DeiTFake: Deepfake Detection Model using DeiT Multi-Stage Training
Saksham Kumar, Ashish Singh, Srinivasarao Thota, Sunil Kumar Singh, Chandan Kumar
TL;DR
DeiTFake addresses the brittleness of deepfake detectors by combining a Vision Transformer (DeiT) backbone with a two-stage progressive training regime that starts with standard augmentations and proceeds to affine/color augmentations, enhancing robustness to real-world manipulations. Trained on the OpenForensics dataset, the approach achieves Stage-I accuracy of $0.9871$ and AUROC of $0.9993$, rising to Stage-II accuracy of $0.9922$ and AUROC of $0.9997$, outperforming recent baselines. The methodology includes a modified binary classification head, balanced training data, and an ablation study confirming the value of dual-phase optimization and affine transformations. Practical impact includes a high-performing, generalizable detector with open-source availability, supporting more reliable deepfake detection in real-world media pipelines and benchmarks for future research. The work also discusses limitations and future directions, such as cross-dataset evaluation, multi-modal integration, and explainability enhancements to foster trust in deployed systems.
Abstract
Deepfakes are major threats to the integrity of digital media. We propose DeiTFake, a DeiT-based transformer and a novel two-stage progressive training strategy with increasing augmentation complexity. The approach applies an initial transfer-learning phase with standard augmentations followed by a fine-tuning phase using advanced affine and deepfake-specific augmentations.
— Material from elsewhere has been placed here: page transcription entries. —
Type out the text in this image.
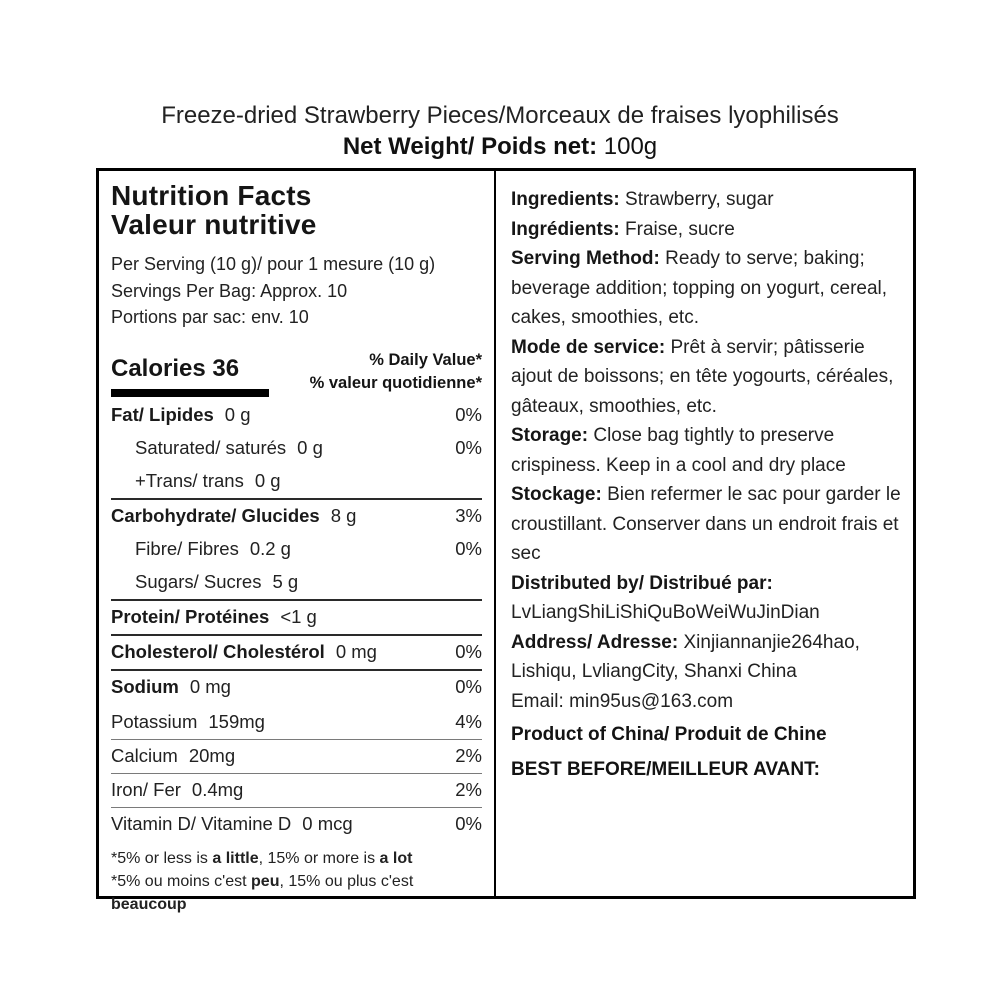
Freeze-dried Strawberry Pieces/Morceaux de fraises lyophilisés
Net Weight/ Poids net: 100g
Nutrition Facts
Valeur nutritive
Per Serving (10 g)/ pour 1 mesure (10 g)
Servings Per Bag: Approx. 10
Portions par sac: env. 10
Calories 36	% Daily Value*
% valeur quotidienne*
Fat/ Lipides 0 g	0%
Saturated/ saturés 0 g	0%
+Trans/ trans 0 g
Carbohydrate/ Glucides 8 g	3%
Fibre/ Fibres 0.2 g	0%
Sugars/ Sucres 5 g
Protein/ Protéines <1 g
Cholesterol/ Cholestérol 0 mg	0%
Sodium 0 mg	0%
Potassium 159mg	4%
Calcium 20mg	2%
Iron/ Fer 0.4mg	2%
Vitamin D/ Vitamine D 0 mcg	0%
*5% or less is a little, 15% or more is a lot
*5% ou moins c'est peu, 15% ou plus c'est beaucoup

Ingredients: Strawberry, sugar

Ingrédients: Fraise, sucre

Serving Method: Ready to serve; baking; beverage addition; topping on yogurt, cereal, cakes, smoothies, etc.

Mode de service: Prêt à servir; pâtisserie ajout de boissons; en tête yogourts, céréales, gâteaux, smoothies, etc.

Storage: Close bag tightly to preserve crispiness. Keep in a cool and dry place

Stockage: Bien refermer le sac pour garder le croustillant. Conserver dans un endroit frais et sec

Distributed by/ Distribué par: LvLiangShiLiShiQuBoWeiWuJinDian

Address/ Adresse: Xinjiannanjie264hao, Lishiqu, LvliangCity, Shanxi China

Email: min95us@163.com

Product of China/ Produit de Chine

BEST BEFORE/MEILLEUR AVANT:
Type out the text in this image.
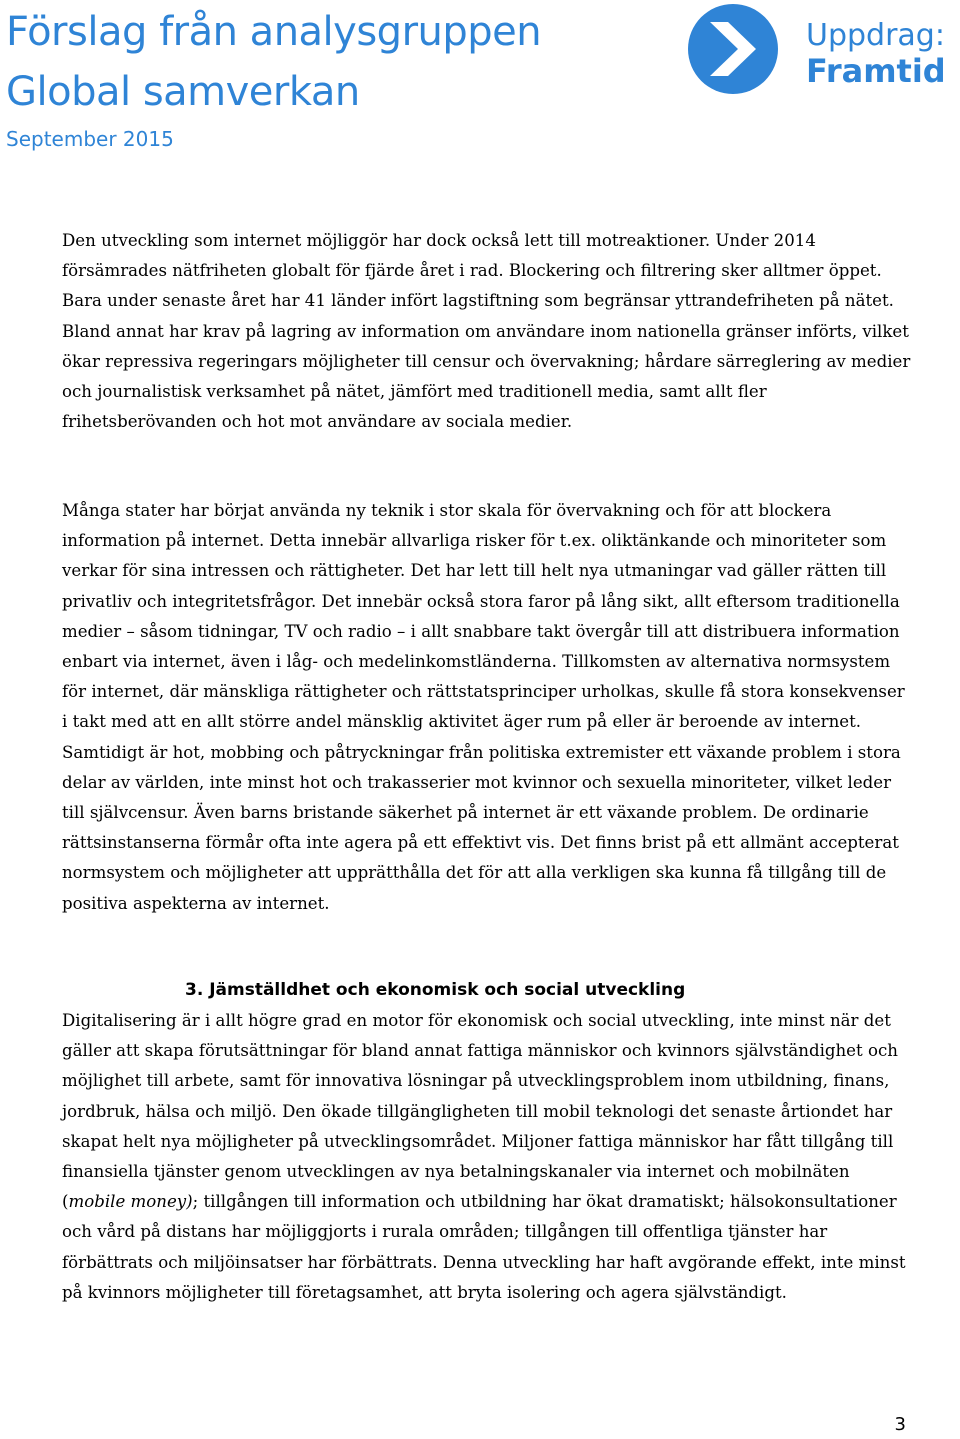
Förslag från analysgruppen
Global samverkan
September 2015
Uppdrag:
Framtid

Den utveckling som internet möjliggör har dock också lett till motreaktioner. Under 2014 försämrades nätfriheten globalt för fjärde året i rad. Blockering och filtrering sker alltmer öppet. Bara under senaste året har 41 länder infört lagstiftning som begränsar yttrandefriheten på nätet. Bland annat har krav på lagring av information om användare inom nationella gränser införts, vilket ökar repressiva regeringars möjligheter till censur och övervakning; hårdare särreglering av medier och journalistisk verksamhet på nätet, jämfört med traditionell media, samt allt fler frihetsberövanden och hot mot användare av sociala medier.

Många stater har börjat använda ny teknik i stor skala för övervakning och för att blockera information på internet. Detta innebär allvarliga risker för t.ex. oliktänkande och minoriteter som verkar för sina intressen och rättigheter. Det har lett till helt nya utmaningar vad gäller rätten till privatliv och integritetsfrågor. Det innebär också stora faror på lång sikt, allt eftersom traditionella medier – såsom tidningar, TV och radio – i allt snabbare takt övergår till att distribuera information enbart via internet, även i låg- och medelinkomstländerna. Tillkomsten av alternativa normsystem för internet, där mänskliga rättigheter och rättstatsprinciper urholkas, skulle få stora konsekvenser i takt med att en allt större andel mänsklig aktivitet äger rum på eller är beroende av internet. Samtidigt är hot, mobbing och påtryckningar från politiska extremister ett växande problem i stora delar av världen, inte minst hot och trakasserier mot kvinnor och sexuella minoriteter, vilket leder till självcensur. Även barns bristande säkerhet på internet är ett växande problem. De ordinarie rättsinstanserna förmår ofta inte agera på ett effektivt vis. Det finns brist på ett allmänt accepterat normsystem och möjligheter att upprätthålla det för att alla verkligen ska kunna få tillgång till de positiva aspekterna av internet.

3. Jämställdhet och ekonomisk och social utveckling

Digitalisering är i allt högre grad en motor för ekonomisk och social utveckling, inte minst när det gäller att skapa förutsättningar för bland annat fattiga människor och kvinnors självständighet och möjlighet till arbete, samt för innovativa lösningar på utvecklingsproblem inom utbildning, finans, jordbruk, hälsa och miljö. Den ökade tillgängligheten till mobil teknologi det senaste årtiondet har skapat helt nya möjligheter på utvecklingsområdet. Miljoner fattiga människor har fått tillgång till finansiella tjänster genom utvecklingen av nya betalningskanaler via internet och mobilnäten (mobile money); tillgången till information och utbildning har ökat dramatiskt; hälsokonsultationer och vård på distans har möjliggjorts i rurala områden; tillgången till offentliga tjänster har förbättrats och miljöinsatser har förbättrats. Denna utveckling har haft avgörande effekt, inte minst på kvinnors möjligheter till företagsamhet, att bryta isolering och agera självständigt.

3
DeiT's knowledge distillation model captures subtle manipulation artifacts, increasing robustness of the detection model. Trained on the OpenForensics dataset (190,335 images), DeiTFake achieves 98.71\% accuracy after stage one and 99.22\% accuracy with an AUROC of 0.9997, after stage two, outperforming the latest OpenForensics baselines. We analyze augmentation impact and training schedules, and provide practical benchmarks for facial deepfake detection.